When GM came up with the idea of building the world's fastest production car, they enlisted Group Lotus to give them a helping hand. With 375 horsepower on tap, it wasn't just fast, but robust as well. Back in 1990, it set seven records by driving at speeds of over 170 mph (273 kph) for extended periods: starting with 100 miles (161 km) up to 24 hours of non-stop hammering.
The ZR-1 could hit a top speed of 180 mph (289 kph) and featured a suspension system similar to the one used by the legendary Porsche 959. And then, there's the rare factor you need to consider. Chevrolet built just over 358,000 C4 Corvettes between 1984 to 1996.
But less than 2% of those are ZR-1s. That's right, they made less than 7,000 units in total. All things considered, you'd be surprised at the market value of these cars. Judging by BaT's auction history, prices vary between $18,250 for the cheapest one up to $101,000 for the most expensive model.
Now, the deal we were talking about means that you'll be able to pick between the standard ZR-1 and a tuned version of it, called the ZR-1 Canyon Spec. The same Estonian artist that created the C6s we tested recently was in charge of this project as well.
So it comes as no surprise that the sound file is once again borrowed from the C7 Stingray. Now, if someone could just fix this issue, that would be mega indeed! The in-game car is said to be a 1990 model, but its performance specs are those from the 1993 version onward. The LT5 V8 has a maximum output of 405 horsepower and 385 lb-ft (522 Nm) of torque, and the whole car weighs 3,313 lbs (1,503 kg).
According to its description, it should be capable of hitting 62 mph (100 kph) from a standstill in 4.4 seconds. And it should also go up to about 184 mph (297 kph). Now, we've driven it for just under 37 miles (60 km) on the Nordschleife so far, but only got it up to 167 mph (270 kph). There are 11 colors to choose from, and Turquoise Metallic felt like the coolest option out there.
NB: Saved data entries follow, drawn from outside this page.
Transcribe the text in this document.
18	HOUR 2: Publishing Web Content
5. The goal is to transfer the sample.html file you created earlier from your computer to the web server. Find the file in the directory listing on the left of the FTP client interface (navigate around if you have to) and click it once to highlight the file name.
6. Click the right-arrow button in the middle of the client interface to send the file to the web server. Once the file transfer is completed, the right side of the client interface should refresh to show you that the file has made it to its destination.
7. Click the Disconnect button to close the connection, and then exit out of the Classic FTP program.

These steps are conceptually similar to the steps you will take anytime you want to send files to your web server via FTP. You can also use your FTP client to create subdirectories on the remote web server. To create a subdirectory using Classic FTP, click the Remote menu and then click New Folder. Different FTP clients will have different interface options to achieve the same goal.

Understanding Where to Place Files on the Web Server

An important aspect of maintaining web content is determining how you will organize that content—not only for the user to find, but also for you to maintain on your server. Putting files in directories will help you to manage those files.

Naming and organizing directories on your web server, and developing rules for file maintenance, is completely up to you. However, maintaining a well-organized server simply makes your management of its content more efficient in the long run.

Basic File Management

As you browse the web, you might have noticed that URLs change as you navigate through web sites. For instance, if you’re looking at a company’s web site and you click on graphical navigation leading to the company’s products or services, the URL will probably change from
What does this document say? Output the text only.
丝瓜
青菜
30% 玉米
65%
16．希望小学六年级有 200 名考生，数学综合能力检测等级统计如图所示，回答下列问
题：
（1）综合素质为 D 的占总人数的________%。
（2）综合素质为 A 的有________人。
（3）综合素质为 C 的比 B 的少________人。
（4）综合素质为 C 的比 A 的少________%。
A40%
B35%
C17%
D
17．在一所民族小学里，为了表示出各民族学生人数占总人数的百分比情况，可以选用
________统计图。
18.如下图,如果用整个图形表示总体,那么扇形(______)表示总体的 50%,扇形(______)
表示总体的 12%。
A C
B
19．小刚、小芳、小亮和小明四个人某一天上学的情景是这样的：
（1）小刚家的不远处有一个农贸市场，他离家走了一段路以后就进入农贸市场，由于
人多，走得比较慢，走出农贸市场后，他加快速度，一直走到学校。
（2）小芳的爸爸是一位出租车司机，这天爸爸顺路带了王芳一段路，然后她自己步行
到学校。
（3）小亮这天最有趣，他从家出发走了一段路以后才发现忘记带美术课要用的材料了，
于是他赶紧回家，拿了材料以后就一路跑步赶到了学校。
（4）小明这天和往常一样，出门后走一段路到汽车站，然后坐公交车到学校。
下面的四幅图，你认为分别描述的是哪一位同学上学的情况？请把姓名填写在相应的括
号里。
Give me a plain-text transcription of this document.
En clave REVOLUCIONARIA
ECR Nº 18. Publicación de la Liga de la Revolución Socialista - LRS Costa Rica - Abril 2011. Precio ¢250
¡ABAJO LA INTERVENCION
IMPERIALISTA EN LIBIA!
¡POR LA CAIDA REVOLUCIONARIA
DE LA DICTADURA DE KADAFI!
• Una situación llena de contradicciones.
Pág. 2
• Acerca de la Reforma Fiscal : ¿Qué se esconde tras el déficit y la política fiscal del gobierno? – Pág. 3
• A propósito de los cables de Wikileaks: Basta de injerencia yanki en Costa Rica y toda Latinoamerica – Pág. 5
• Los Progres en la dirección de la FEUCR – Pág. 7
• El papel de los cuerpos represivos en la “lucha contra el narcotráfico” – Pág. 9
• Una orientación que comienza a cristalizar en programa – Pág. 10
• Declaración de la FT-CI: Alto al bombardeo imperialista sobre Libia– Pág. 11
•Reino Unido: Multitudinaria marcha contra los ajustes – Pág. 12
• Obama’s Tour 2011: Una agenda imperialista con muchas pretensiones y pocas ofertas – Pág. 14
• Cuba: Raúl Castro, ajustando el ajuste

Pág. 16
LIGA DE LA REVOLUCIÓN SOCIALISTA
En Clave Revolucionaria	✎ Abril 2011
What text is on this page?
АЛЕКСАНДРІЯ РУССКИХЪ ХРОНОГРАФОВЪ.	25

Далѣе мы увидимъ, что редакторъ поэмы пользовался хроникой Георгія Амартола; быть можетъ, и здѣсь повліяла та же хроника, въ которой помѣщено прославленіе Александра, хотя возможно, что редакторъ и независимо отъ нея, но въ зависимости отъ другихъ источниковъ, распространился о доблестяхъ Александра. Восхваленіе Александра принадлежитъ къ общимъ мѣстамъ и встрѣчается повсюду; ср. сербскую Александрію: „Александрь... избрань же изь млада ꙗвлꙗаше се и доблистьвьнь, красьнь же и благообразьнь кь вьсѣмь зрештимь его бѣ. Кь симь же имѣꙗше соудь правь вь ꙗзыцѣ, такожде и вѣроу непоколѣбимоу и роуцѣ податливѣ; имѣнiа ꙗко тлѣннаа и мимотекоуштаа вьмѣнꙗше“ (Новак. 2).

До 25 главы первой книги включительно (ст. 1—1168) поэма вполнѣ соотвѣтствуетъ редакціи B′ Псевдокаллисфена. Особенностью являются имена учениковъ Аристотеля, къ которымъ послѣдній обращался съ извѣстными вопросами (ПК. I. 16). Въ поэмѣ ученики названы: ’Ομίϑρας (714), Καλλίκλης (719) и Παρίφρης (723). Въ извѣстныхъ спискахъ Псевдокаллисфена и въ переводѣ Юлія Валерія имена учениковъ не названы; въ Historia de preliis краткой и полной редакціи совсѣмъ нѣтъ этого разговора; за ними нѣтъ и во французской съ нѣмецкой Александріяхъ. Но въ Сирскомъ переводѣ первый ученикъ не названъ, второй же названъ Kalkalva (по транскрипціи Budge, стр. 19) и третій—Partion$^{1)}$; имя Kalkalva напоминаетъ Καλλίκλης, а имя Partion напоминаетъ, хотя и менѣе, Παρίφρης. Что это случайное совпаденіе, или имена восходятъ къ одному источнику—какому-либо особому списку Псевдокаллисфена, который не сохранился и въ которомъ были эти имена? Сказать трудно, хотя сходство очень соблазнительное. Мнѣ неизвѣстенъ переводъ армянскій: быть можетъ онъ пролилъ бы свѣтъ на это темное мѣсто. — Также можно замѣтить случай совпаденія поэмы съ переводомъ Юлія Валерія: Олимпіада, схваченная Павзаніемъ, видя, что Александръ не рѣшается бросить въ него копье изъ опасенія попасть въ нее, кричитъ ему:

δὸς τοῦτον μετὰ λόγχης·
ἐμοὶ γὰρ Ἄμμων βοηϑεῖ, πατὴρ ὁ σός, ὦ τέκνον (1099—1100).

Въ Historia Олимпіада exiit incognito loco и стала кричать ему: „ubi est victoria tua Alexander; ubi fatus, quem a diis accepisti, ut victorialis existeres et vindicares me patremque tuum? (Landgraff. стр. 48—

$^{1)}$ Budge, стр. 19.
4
Most of the time, you'll get hit with understeer, at least if you forget to slow down before certain corners. After two laps, the fastest one took us eight minutes and 33 seconds to complete. But with no mistakes, you should be able to bring it down to 8:10 by using a keyboard alone. While it felt slightly faster than the base-level C6 Corvette, it turns out to be slower overall, at least judging by our test.
The Canyon Spec ZR-1 looks a bit more tempting, with 565 horsepower and 486 lb-ft (660 Nm) of torque on tap. According to its official description, the LT5 has been bored and stroked to 385 ci (6.3 liters). The car is now sitting on a set of lighter magnesium alloy wheels with modern semi-slicks. And the overall weight is down by about 220 lbs (100 kg) compared to the stock ZR-1. The car is considerably more tail-happy than its lesser sibling, not that we're going to complain about that.
We set a fast lap of 8:07 the first time around, and it was less than perfect. For our test, we didn't use the semi-slicks, something we became aware of while writing this story. So of course we needed to go back and see how big of a difference the tires would make. While we didn't finish an entire lap, it seems that you'll be about one or two seconds faster by the time you reach the Fox Hole section of the Nürburgring.
So it's quite likely that with this setup the ZR-1 can dip below the 8-minute mark. Naturally, driving this car in Assetto Corsa isn't nearly as exciting as it would be to do it in real life. But unless you've got that option at hand, we'd suggest you give it a try before dismissing the idea. And if you can get your hands on a VR set, you might even sweat a little during the whole thing.